Monday Accident & Lessons Learned: What Can We Do About Unnecessary Deaths by Error at Hospitals?
I just can’t get by the number. Over 400,000 people die each year in US hospitals due to medical errors. That’s over 1,000 per day. Or one or two in the time it takes you to read this article.
This latest estimate came from a study published by Dr. John T. James Ph.D. His estimates are the best numbers we have. Why? Because these deaths aren’t tracked like auto accidents or industrial safety accidents. medical errors are historically under-reported if they are reported at all. That makes it hard to tell if a particular hospital is doing poorly or if we are making improvements across the healthcare system.
As everyone who has read quality guru W. Edwards Deming’s book Out of the Crisis knows, you must have accurate data to guide improvement. Without it, you are shooting in the dark.
What can we do to improve patient safety? It depends on where you are in the system.
Patients can become informed (hard to do) and insist on the best treatment. For some ideas, see:
http://patientsafetyamerica.com
Those in the healthcare system should be striving to improve performance. How? Use TapRooT® to investigate medical errors and develop effective fixes is a start. But you can do more including learning new performance improvement ideas at the TapRooT® Summit.

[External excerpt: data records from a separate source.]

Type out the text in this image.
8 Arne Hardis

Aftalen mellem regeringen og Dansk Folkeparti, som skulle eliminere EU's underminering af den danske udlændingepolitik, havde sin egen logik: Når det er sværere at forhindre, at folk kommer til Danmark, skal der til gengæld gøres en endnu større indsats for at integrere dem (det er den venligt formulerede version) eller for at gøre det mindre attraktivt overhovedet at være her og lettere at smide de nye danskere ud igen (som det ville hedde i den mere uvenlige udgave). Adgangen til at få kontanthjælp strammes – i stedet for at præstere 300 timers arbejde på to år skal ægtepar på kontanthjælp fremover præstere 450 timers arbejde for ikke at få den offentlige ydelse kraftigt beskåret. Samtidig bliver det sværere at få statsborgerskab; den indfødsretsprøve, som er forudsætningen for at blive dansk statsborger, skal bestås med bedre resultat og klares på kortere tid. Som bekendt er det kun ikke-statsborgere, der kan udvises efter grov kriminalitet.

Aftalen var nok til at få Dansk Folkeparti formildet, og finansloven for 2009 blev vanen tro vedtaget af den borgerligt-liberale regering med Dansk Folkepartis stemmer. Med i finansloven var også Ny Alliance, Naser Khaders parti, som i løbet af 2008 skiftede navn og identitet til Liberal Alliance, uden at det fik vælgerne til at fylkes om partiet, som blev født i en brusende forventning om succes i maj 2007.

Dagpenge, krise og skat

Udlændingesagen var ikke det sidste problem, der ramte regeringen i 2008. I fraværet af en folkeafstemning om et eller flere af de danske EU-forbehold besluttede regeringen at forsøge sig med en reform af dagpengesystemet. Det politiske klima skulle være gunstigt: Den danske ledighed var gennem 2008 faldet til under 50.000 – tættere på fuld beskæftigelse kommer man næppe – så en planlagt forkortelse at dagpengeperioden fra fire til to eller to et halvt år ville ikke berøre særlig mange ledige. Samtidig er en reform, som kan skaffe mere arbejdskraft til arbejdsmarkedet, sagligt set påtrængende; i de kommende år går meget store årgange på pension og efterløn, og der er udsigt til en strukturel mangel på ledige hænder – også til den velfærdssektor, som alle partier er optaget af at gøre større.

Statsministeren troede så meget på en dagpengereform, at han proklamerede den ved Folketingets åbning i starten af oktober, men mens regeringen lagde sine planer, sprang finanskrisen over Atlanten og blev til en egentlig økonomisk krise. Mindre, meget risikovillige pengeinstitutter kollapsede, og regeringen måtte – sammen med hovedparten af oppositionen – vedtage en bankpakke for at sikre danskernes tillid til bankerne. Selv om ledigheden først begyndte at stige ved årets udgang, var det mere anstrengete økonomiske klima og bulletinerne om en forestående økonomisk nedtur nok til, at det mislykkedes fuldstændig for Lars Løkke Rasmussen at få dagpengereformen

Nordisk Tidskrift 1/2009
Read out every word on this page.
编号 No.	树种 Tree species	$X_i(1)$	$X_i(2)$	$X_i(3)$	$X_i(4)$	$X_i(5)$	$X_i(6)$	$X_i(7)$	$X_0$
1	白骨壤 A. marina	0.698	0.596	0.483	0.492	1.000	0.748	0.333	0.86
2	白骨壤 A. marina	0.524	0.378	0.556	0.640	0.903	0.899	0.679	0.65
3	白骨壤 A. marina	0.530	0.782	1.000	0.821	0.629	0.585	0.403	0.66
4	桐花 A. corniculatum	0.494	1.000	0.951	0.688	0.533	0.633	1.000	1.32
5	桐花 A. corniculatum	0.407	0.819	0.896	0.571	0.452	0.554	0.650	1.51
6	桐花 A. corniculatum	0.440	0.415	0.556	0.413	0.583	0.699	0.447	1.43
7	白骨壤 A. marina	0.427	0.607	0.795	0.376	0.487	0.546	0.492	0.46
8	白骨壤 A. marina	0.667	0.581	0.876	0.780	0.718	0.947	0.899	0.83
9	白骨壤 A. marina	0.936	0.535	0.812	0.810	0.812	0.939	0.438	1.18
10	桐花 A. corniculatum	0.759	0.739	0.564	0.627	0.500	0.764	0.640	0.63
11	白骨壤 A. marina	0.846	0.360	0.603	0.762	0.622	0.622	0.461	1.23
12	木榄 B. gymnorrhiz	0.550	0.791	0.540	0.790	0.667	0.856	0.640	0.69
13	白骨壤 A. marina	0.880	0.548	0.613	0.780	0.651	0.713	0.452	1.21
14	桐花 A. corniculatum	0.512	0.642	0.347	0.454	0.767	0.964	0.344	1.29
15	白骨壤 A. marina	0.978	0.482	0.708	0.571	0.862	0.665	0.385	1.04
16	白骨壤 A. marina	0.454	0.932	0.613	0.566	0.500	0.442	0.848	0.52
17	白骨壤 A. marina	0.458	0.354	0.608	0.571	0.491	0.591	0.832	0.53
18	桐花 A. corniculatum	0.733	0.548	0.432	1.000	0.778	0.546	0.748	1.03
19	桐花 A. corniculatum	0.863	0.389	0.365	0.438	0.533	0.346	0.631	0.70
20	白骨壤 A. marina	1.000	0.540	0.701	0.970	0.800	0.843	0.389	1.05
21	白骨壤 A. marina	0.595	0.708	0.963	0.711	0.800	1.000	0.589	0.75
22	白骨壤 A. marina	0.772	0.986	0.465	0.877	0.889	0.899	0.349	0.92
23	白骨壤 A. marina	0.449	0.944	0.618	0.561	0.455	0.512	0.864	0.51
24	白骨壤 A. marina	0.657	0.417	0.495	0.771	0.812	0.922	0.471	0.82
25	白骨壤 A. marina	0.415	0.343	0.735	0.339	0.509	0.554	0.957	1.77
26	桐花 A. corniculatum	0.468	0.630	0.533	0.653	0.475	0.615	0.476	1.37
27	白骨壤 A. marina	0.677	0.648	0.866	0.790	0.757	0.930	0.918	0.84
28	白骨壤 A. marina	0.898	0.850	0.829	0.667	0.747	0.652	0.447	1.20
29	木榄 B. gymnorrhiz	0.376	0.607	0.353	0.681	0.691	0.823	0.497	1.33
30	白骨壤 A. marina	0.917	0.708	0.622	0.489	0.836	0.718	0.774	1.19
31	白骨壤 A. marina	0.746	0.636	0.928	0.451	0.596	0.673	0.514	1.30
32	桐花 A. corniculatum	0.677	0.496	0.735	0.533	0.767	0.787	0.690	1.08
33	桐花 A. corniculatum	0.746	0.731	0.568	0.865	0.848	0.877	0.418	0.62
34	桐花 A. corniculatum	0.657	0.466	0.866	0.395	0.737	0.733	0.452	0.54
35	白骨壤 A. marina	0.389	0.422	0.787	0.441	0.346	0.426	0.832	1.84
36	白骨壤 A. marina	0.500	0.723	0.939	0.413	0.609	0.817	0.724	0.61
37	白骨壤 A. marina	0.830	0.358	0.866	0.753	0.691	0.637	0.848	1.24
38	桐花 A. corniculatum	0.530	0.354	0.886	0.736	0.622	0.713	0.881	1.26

I’d like to think there was a regulatory or government effort that could work miracles, but I’m afraid that most of the legislation in the healthcare arena has been a failure (and calling it a failure is probably generous).
So as a patient, arm yourself. And if you are a healthcare professional, do what you can with what you have to make progress possible.
What if you are in the government? Would it be too much to ask for accurate, public reporting of these accidents?